Even our new ESXi 5.0 hosts with the most current NC522SFP firmware and drivers still have the problems.
We still have about 60 hosts with NC522SFP adapters.
We have open and active cases with HP and VMware. Both have acknowledged a problem, but as of today we still don’t have a fix. I have lost all confidence in the in the NC522SFP.
Time to move on...
Yeah, we started with the 523 and then tried out the 522 (made things worse). Just yesterday I replaced 4 NC523SFP with Intel X520-DA2 cards in two of our servers. I will post in about a week if the cards are stable.
That would be great I hope it goes well. I think we will need to go down this path also..
also has anyone tried the firmware that vmware state on the HCL?
|Model:||NC523SFP 10Gb 2-port Server Adapter||VID:||1077|
|Firmware Version:||4.6.31 (firmware); 4.0.702 (driver)||SSID:||3733|
|Number of Ports:||2|
|ESXi 5.0||qlcnic version 5.0.727||async|
|ESX / ESXi 4.1 U2||qlcnic version 4.0.727|
It has been a week and a half and we have had no issue with the intel nics. Today I am replacing the remaining NC523SFP and shipping them back.
Best of all, HP decided to close my ticket with them this weekend, without contacting me.
I edited this post because before I mentioned turning on vmdq. I have tested on two systems, and the performance seems worse when you actually configure it instead of using it with the default setting. I recommend not messing with the vmdq setting.
Message was edited by: JonesytheGrea…
One last update. We have replaced both of our datacenters with the Intel x520-DA2 cards and after updating the drivers to the most current version, I have had no more issues. Ditching the Qlogic cards was the solution.
"They are saying that you HAVE to use their SFP's. I am not. I am using cisco SFP's, which I figured would work fine.
Their support page is pretty clear though. They dont say things like "it's not supported" or "not certified".
They flatly declare it WILL NOT WORK."
Can you plese send me the link that say this? I would like to check this out.
Just want to update eveyone on the SR 11057191404 that was opened by ManFriday.
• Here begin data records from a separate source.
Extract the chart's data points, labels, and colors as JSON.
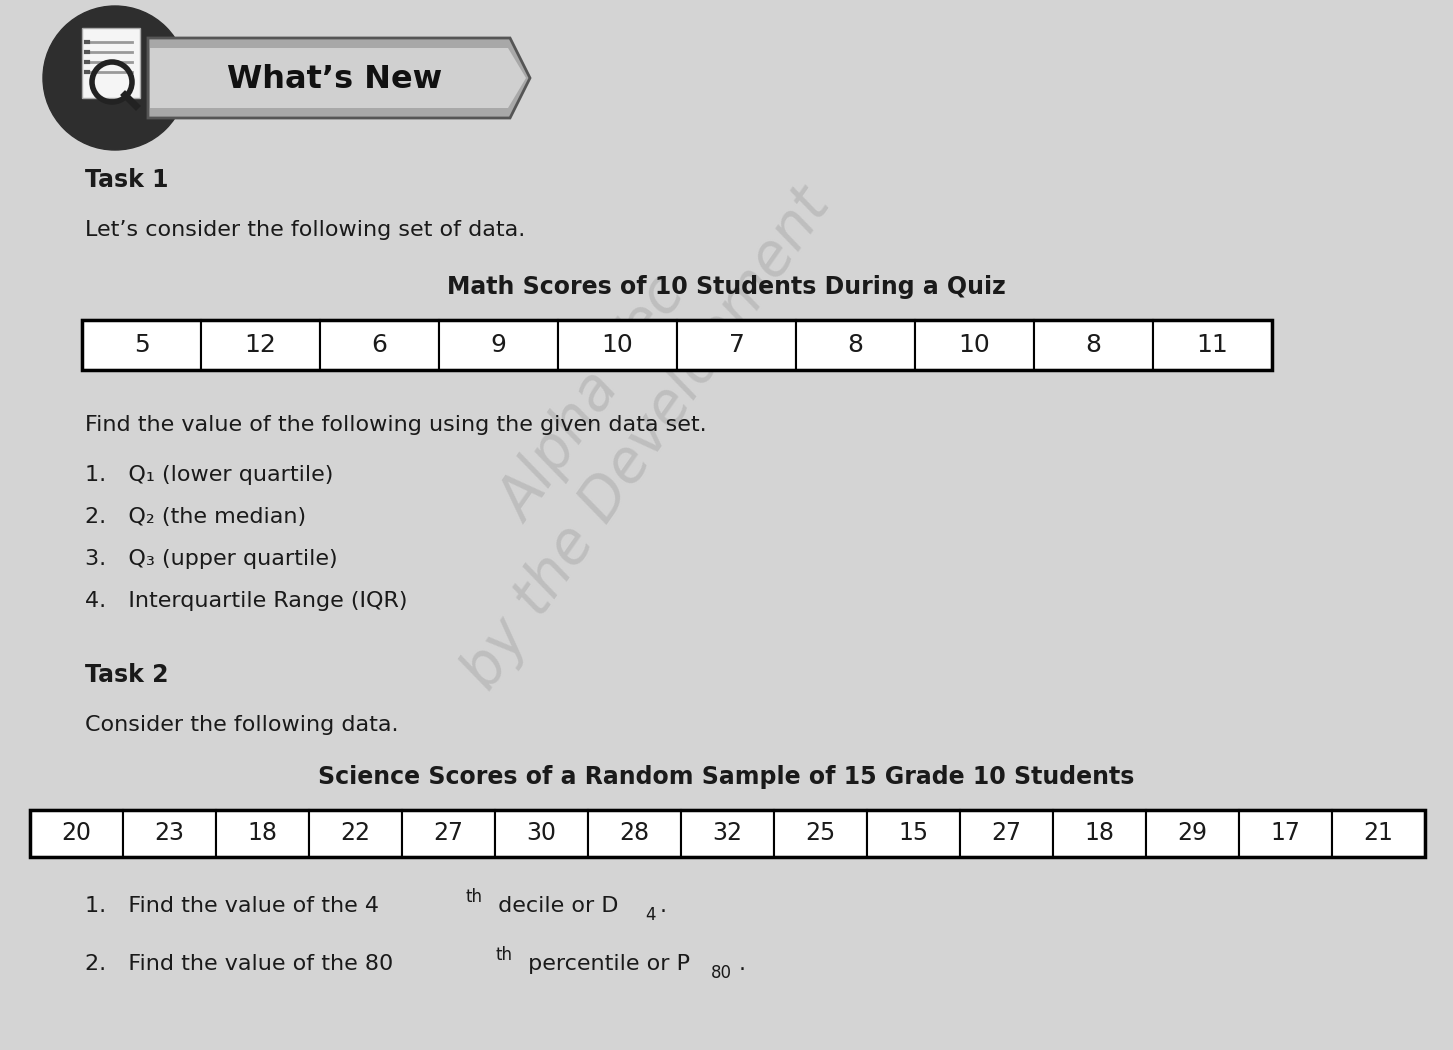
{
  "bg_color": "#d4d4d4",
  "header_text": "What’s New",
  "task1_label": "Task 1",
  "task1_intro": "Let’s consider the following set of data.",
  "task1_table_title": "Math Scores of 10 Students During a Quiz",
  "task1_data": [
    5,
    12,
    6,
    9,
    10,
    7,
    8,
    10,
    8,
    11
  ],
  "task1_instruction": "Find the value of the following using the given data set.",
  "task1_items": [
    "Q₁ (lower quartile)",
    "Q₂ (the median)",
    "Q₃ (upper quartile)",
    "Interquartile Range (IQR)"
  ],
  "task2_label": "Task 2",
  "task2_intro": "Consider the following data.",
  "task2_table_title": "Science Scores of a Random Sample of 15 Grade 10 Students",
  "task2_data": [
    20,
    23,
    18,
    22,
    27,
    30,
    28,
    32,
    25,
    15,
    27,
    18,
    29,
    17,
    21
  ],
  "text_color": "#1a1a1a",
  "watermark_color": "#b0b0b0"
}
It is still open and under investigation by both Cisco and VMWare.
So this is a big issue.
We have also unfortunatly purchased the NC523SFP cards.
We have been running these cards for about a year, they have been trouble from the start.
Although there have been various firmware and driver updates these cards have intermitently suffered Link Loss issues. Generally the cards recover with in a few seconds.
A week or so ago we experienced the same link loss but this time on both cards at the same time. Of course this means production outage..
I took the plunge and upgraded one host to ESXi 5, applied the new firmware and drivers
I'd be lying if I said this had improved the situation. It's in fact much worse.
We don't suffer the Link Loss issues anymore, the cards appears fine they just don't transmit packets, OH and some how also CPU utilisation of the Host flat lines during this issue. At times the Host recovers, somethimes I have to reboot the host to get it back.
We are using the NC522SFP cards in our g6 hosts, they have been stable for the past 2 years but did not startout that way..
I'm also trialing the Emulex rebranded card the NC552SFP, so far so good..
We will need to make some hasty decisions on this issue this week, it's no longer a workable solution. The NC523SFP's need to go.
I'll get hold of a Intel X520-DA2 and trial it along side the NC552SFP.
there is a later driver for the NC523SFP (or qLogic QLE3242) available from the qLogic, the driver is available from VMWare.
This obviously means HP don't support the driver but qLogic and VMWare do..
I'll do some testing and report back.